Futbol anlamında seyir zevki düşük bir maç izledik. Bize göre daha dirençli görünen Osmanlıspor’un en iyi yaptığı şey bizimkileri yormak oldu. Oğulcan desen sahada adeta yokları oynadı. Son haftalardaki bu düşüklüğünün sebebini bilemiyoruz ama aklının sahada olmadığı kesin. Ya gelecek olan devre arasını düşünür oldu ya da ilk haftalarda hakkında söylenen-yazılan olumlu yorumların etkisine kapıldı.

Özellikle yaşadığı üzücü olaylardan sonra hala toparlanmamış görünen garibim Kweuke bir şeyler yapmaya çalışsa da pozisyon anlamında onu besleyebilen kimse olmadı. Teker teker bakıldığında herkes bu maç eksilerdeydi ve bu tabloya bakınca galibiyeti hak etmediğimiz, haksız da olsa kazanılan penaltıyı gole çeviremediğimizden belliydi.

Şimdi böyle bir maçtan sonra da oyundan erken çıkan Orhan’ı, Oboabona’yı telaffuz etmek yerine hakem Cüneyt Çakır üzerine oynamak daha doğru olurdu.

Sonuçta yine aynı noktaya geliyoruz.
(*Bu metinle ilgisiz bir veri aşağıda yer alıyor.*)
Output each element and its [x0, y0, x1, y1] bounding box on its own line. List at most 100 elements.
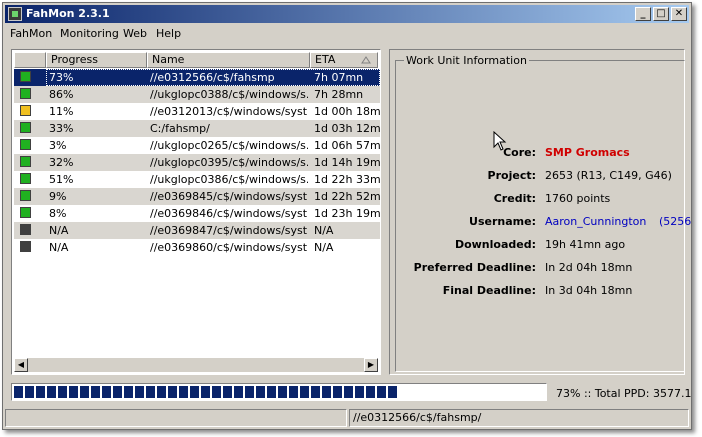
progress-summary: 73% :: Total PPD: 3577.13 — [556, 387, 692, 400]
row-progress: 32% — [49, 156, 74, 169]
list-row[interactable]: 73%//e0312566/c$/fahsmp 7h 07mn — [14, 69, 380, 86]
status-indicator-icon — [20, 139, 31, 150]
minimize-button[interactable]: _ — [635, 7, 651, 21]
menu-help[interactable]: Help — [156, 27, 181, 40]
list-row[interactable]: N/A //e0369847/c$/windows/syst... N/A — [14, 222, 380, 239]
row-eta: 1d 03h 12mn — [314, 122, 381, 135]
menu-monitoring[interactable]: Monitoring — [60, 27, 119, 40]
row-eta: N/A — [314, 224, 334, 237]
focus-outline — [46, 69, 380, 86]
status-indicator-icon — [20, 71, 31, 82]
row-eta: 1d 00h 18mn — [314, 105, 381, 118]
row-progress: N/A — [49, 224, 69, 237]
list-row[interactable]: 86% //ukglopc0388/c$/windows/s... 7h 28mn — [14, 86, 380, 103]
list-row[interactable]: 11% //e0312013/c$/windows/syst... 1d 00h 1… — [14, 103, 380, 120]
column-progress[interactable]: Progress — [46, 52, 147, 68]
column-eta-label: ETA — [315, 53, 336, 66]
info-label: Core: — [503, 146, 536, 159]
info-value: Aaron_Cunnington — [545, 215, 647, 228]
column-status[interactable] — [14, 52, 46, 68]
row-name: //ukglopc0395/c$/windows/s... — [150, 156, 308, 169]
info-value: In 3d 04h 18mn — [545, 284, 633, 297]
work-unit-group: Work Unit Information Core: SMP Gromacs Pr… — [395, 54, 691, 372]
row-eta: 1d 22h 52mn — [314, 190, 381, 203]
info-label: Final Deadline: — [442, 284, 536, 297]
info-label: Preferred Deadline: — [413, 261, 536, 274]
status-indicator-icon — [20, 105, 31, 116]
row-eta: 7h 28mn — [314, 88, 364, 101]
info-value: In 2d 04h 18mn — [545, 261, 633, 274]
status-path: //e0312566/c$/fahsmp/ — [349, 409, 689, 427]
info-value: 2653 (R13, C149, G46) — [545, 169, 672, 182]
info-value: 19h 41mn ago — [545, 238, 626, 251]
info-label: Username: — [469, 215, 536, 228]
row-eta: 1d 06h 57mn — [314, 139, 381, 152]
status-indicator-icon — [20, 241, 31, 252]
row-progress: 3% — [49, 139, 67, 152]
window-title: FahMon 2.3.1 — [26, 7, 110, 20]
status-indicator-icon — [20, 122, 31, 133]
list-row[interactable]: 3% //ukglopc0265/c$/windows/s... 1d 06h 57… — [14, 137, 380, 154]
row-progress: 11% — [49, 105, 74, 118]
info-label: Project: — [487, 169, 536, 182]
menu-fahmon[interactable]: FahMon — [10, 27, 52, 40]
status-indicator-icon — [20, 88, 31, 99]
status-indicator-icon — [20, 207, 31, 218]
row-progress: 51% — [49, 173, 74, 186]
row-name: //ukglopc0265/c$/windows/s... — [150, 139, 308, 152]
list-row[interactable]: N/A //e0369860/c$/windows/syst... N/A — [14, 239, 380, 256]
row-name: C:/fahsmp/ — [150, 122, 210, 135]
list-row[interactable]: 8% //e0369846/c$/windows/syst... 1d 23h 19… — [14, 205, 380, 222]
status-bar: //e0312566/c$/fahsmp/ — [5, 407, 689, 427]
sort-ascending-icon — [361, 56, 371, 64]
row-eta: 1d 14h 19mn — [314, 156, 381, 169]
list-row[interactable]: 51% //ukglopc0386/c$/windows/s... 1d 22h 3… — [14, 171, 380, 188]
row-name: //ukglopc0388/c$/windows/s... — [150, 88, 308, 101]
progress-fill — [14, 386, 397, 398]
info-value-extra: (52562) — [659, 215, 692, 228]
info-label: Credit: — [493, 192, 536, 205]
overall-progress-bar — [11, 383, 547, 401]
status-left — [5, 409, 347, 427]
row-progress: 86% — [49, 88, 74, 101]
mouse-cursor-icon — [493, 131, 507, 151]
info-value: SMP Gromacs — [545, 146, 630, 159]
menu-bar: FahMon Monitoring Web Help — [3, 25, 691, 43]
horizontal-scrollbar[interactable]: ◀ ▶ — [14, 358, 378, 372]
scroll-right-button[interactable]: ▶ — [364, 358, 378, 372]
row-name: //e0369845/c$/windows/syst... — [150, 190, 308, 203]
row-name: //e0369846/c$/windows/syst... — [150, 207, 308, 220]
info-value: 1760 points — [545, 192, 611, 205]
row-progress: 8% — [49, 207, 67, 220]
row-name: //e0369860/c$/windows/syst... — [150, 241, 308, 254]
status-indicator-icon — [20, 224, 31, 235]
row-name: //e0369847/c$/windows/syst... — [150, 224, 308, 237]
app-window: FahMon 2.3.1 _ □ ✕ FahMon Monitoring Web… — [2, 2, 692, 430]
row-name: //ukglopc0386/c$/windows/s... — [150, 173, 308, 186]
work-unit-title: Work Unit Information — [404, 54, 529, 67]
work-unit-panel: Work Unit Information Core: SMP Gromacs Pr… — [389, 49, 691, 375]
status-indicator-icon — [20, 173, 31, 184]
row-eta: 1d 22h 33mn — [314, 173, 381, 186]
row-eta: 1d 23h 19mn — [314, 207, 381, 220]
list-row[interactable]: 9% //e0369845/c$/windows/syst... 1d 22h 52… — [14, 188, 380, 205]
list-row[interactable]: 33% C:/fahsmp/1d 03h 12mn — [14, 120, 380, 137]
row-eta: N/A — [314, 241, 334, 254]
row-progress: 33% — [49, 122, 74, 135]
column-name[interactable]: Name — [147, 52, 310, 68]
maximize-button[interactable]: □ — [653, 7, 669, 21]
row-name: //e0312013/c$/windows/syst... — [150, 105, 308, 118]
list-row[interactable]: 32% //ukglopc0395/c$/windows/s... 1d 14h 1… — [14, 154, 380, 171]
close-button[interactable]: ✕ — [671, 7, 687, 21]
title-bar[interactable]: FahMon 2.3.1 _ □ ✕ — [5, 5, 689, 23]
row-progress: N/A — [49, 241, 69, 254]
row-progress: 9% — [49, 190, 67, 203]
column-eta[interactable]: ETA — [310, 52, 378, 68]
client-list[interactable]: Progress Name ETA 73%//e0312566/c$/fahsm… — [11, 49, 381, 375]
status-indicator-icon — [20, 190, 31, 201]
app-icon[interactable] — [8, 7, 22, 21]
info-label: Downloaded: — [454, 238, 536, 251]
menu-web[interactable]: Web — [123, 27, 147, 40]
status-indicator-icon — [20, 156, 31, 167]
scroll-left-button[interactable]: ◀ — [14, 358, 28, 372]
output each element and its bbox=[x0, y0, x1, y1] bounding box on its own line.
Bu sezon kaderimizi hep son dakikalara bırakıyor olmamızın altında sezon başı tercihler yatıyor. Alternatifsizlik, kalite eksikliği yatıyor. Gelinen noktada başarısızca yürütülen bir süreç var. Sadece kendine pay biçen, sorumluluğu üstlenebilen yok.

Geçen sezon ligin ilk 16 haftasında 21 puan toplamış, devreyi ise 24 puanla kapatmıştık. Bu sezon 16 haftada alınan puan 13 ve devrenin son maçı Alanyaspor ile. Rakibimiz bir sıra üstümüzde ve arada 5 puan fark var. Hemen altımızdaki düşme potası içindeki takımlar Kayseri ile 1, Gaziantep ile 2 ve Adana ile 3 puan fark var aramızda. Böyle bir tabloda 18 maçlık periyoda gireceğiz ve toparlanacağımızı ümit ediyoruz!

İşimiz çok ama çok zor. Devre arası transferleri de bu takıma ilaç olmazsa bırakın Hikmet Karaman’ı, çünkü sezon sonunu göremeyecektir muhtemelen ama Yönetim de sezon sonu toplasın tasını tarağını, “Ne antrenör seçmesinden anlıyoruz, ne futbolcu transfer etmesinden anlıyoruz. Biz bu işi yapamıyoruz.” deyip bıraksınlar.

Son olarak, herkesin 2017 yılını kutlar, yeni yılın herkese sağlık, mutluluk ve bol kazanç getirmesini, Ülkemiz için huzur getirmesini, Rizesporumuz için ise başarı getirmesini dilerim.